In Davila, the court held that the length-of-service factor was insufficient to support a reduction in discipline because the employee's behavior "was so egregious and continued for such a length of time." Id. at 430. The misconduct in Davila consisted of persistent sexual harassment between 1977 and 1983. Id. at 422-26. In contrast, Wagner's misconduct was limited to a three-day period.
The commission noted that Wagner did not receive a warning or a suspension without pay. The commission cited its civil service rules, which provide that suspensions are appropriate in situations involving misconduct. Minneapolis Civil Service Commission Rule 11.04 C. As the commission pointed out, Rule 11.04 E. states: "Discharge of an employee is appropriate for persistent substandard performance, gross or repeated misconduct, or severe initial misconduct." The record supports the commission finding that Wagner's conduct in May 1994 did not constitute gross or repeated conduct or severe initial conduct requiring discharge.
3. No rule prohibiting interaction with students.
The school district based its decision to discharge Wagner in part on a claim that he had violated Minneapolis Civil Service Rule 11.03 B.18, prohibiting violation of city ordinance or department rules, policies, or procedures. The commission correctly found that the school district had no rules governing staff interaction with students. Moreover, the school district admits that there are no such published rules or policies.
4. Failure to sanction other employees for similar conduct.
The record indicates that school staff knew that students went on the roof; another teacher paid students for helping him with tasks; and the same teacher once lost his temper, grabbed a student's arm and hauled him out of a classroom and into a hall. Those other staff members were not discharged, or even disciplined, for their conduct. The school district's failure to discipline other staff members for similar behavior weakens the school district's argument that Wagner's misconduct was "severe," and supports the commission's reduction in his sanction. See Laux, 527 N.W.2d at 162-64 (affirming modification of discharge based, in part, on the fact that the employer did not discharge other employees for similar conduct).
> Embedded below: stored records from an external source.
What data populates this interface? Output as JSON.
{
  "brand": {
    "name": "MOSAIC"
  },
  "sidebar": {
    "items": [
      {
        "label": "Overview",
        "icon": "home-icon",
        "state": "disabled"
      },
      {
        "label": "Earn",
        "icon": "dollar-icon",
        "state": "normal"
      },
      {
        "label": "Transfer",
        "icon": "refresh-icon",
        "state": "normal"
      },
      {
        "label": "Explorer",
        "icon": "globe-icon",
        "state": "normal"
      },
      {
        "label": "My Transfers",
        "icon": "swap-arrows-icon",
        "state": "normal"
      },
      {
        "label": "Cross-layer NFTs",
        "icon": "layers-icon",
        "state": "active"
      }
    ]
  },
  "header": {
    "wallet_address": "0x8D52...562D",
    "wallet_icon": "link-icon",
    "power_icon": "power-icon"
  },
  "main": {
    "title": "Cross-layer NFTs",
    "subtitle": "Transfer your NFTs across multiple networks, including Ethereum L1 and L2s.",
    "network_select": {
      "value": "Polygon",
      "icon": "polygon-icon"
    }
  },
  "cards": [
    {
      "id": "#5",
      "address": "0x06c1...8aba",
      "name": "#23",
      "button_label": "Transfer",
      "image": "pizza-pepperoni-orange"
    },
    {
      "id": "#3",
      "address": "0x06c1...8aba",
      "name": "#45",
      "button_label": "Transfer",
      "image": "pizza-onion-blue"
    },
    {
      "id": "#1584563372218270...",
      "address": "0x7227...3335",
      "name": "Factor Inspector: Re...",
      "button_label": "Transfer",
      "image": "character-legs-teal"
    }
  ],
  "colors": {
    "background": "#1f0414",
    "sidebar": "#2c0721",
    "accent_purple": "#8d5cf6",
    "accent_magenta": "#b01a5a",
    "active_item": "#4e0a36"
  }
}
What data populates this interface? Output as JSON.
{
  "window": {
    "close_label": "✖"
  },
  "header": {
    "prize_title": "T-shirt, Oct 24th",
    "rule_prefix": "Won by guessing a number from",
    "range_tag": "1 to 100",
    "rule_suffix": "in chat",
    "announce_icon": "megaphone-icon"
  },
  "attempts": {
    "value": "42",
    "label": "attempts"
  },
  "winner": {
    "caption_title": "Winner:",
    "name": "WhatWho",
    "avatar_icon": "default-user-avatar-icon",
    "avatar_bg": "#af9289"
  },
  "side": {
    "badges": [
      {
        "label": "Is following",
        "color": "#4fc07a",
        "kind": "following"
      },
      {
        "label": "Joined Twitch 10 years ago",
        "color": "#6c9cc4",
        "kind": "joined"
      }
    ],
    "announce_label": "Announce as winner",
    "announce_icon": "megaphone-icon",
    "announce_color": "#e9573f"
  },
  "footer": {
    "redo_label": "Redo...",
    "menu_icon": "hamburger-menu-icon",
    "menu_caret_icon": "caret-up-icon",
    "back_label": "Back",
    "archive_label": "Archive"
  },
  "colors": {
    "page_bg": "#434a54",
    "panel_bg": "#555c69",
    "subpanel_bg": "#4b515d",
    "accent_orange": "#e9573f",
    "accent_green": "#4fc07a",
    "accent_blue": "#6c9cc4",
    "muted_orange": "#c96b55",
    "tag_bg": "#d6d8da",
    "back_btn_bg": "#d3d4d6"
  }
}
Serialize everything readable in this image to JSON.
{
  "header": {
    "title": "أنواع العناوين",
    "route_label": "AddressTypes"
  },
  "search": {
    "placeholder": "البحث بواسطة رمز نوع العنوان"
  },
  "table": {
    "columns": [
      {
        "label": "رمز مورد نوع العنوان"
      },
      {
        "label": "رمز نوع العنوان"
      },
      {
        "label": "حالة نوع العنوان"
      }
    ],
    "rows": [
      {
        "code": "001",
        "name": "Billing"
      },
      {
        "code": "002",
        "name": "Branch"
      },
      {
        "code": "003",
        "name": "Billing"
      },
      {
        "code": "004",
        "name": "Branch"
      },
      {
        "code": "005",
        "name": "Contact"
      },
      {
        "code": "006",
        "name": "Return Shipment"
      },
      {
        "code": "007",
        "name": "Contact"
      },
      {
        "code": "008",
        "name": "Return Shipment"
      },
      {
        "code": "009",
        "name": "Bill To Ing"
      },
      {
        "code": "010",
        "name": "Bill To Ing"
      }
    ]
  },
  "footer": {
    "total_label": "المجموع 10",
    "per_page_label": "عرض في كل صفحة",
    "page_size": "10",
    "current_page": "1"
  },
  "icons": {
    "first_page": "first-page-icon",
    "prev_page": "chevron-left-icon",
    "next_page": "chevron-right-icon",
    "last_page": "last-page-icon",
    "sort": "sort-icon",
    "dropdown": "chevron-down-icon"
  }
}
5. Consideration of unproven criminal accusations and prior criminal convictions.
The commission found that the school district considered Wagner's prior criminal convictions when deciding to discharge him. The evidence on this issue is disputed, but we need not address the parties' arguments, because we conclude the other four extenuating circumstances are sufficient as a matter of law to support the commission's reduction in Wagner's sanction.
[ ]* Retired judge of the Minnesota Court of Appeals, serving by appointment pursuant to Minn. Const. art. VI, § 2.
[ ]1 Despite the police allegations and DNA testing, Wagner was never charged with committing the rapes.
[ ]2 The school district did not cite the twirling incident in the gym as a reason for the discharge.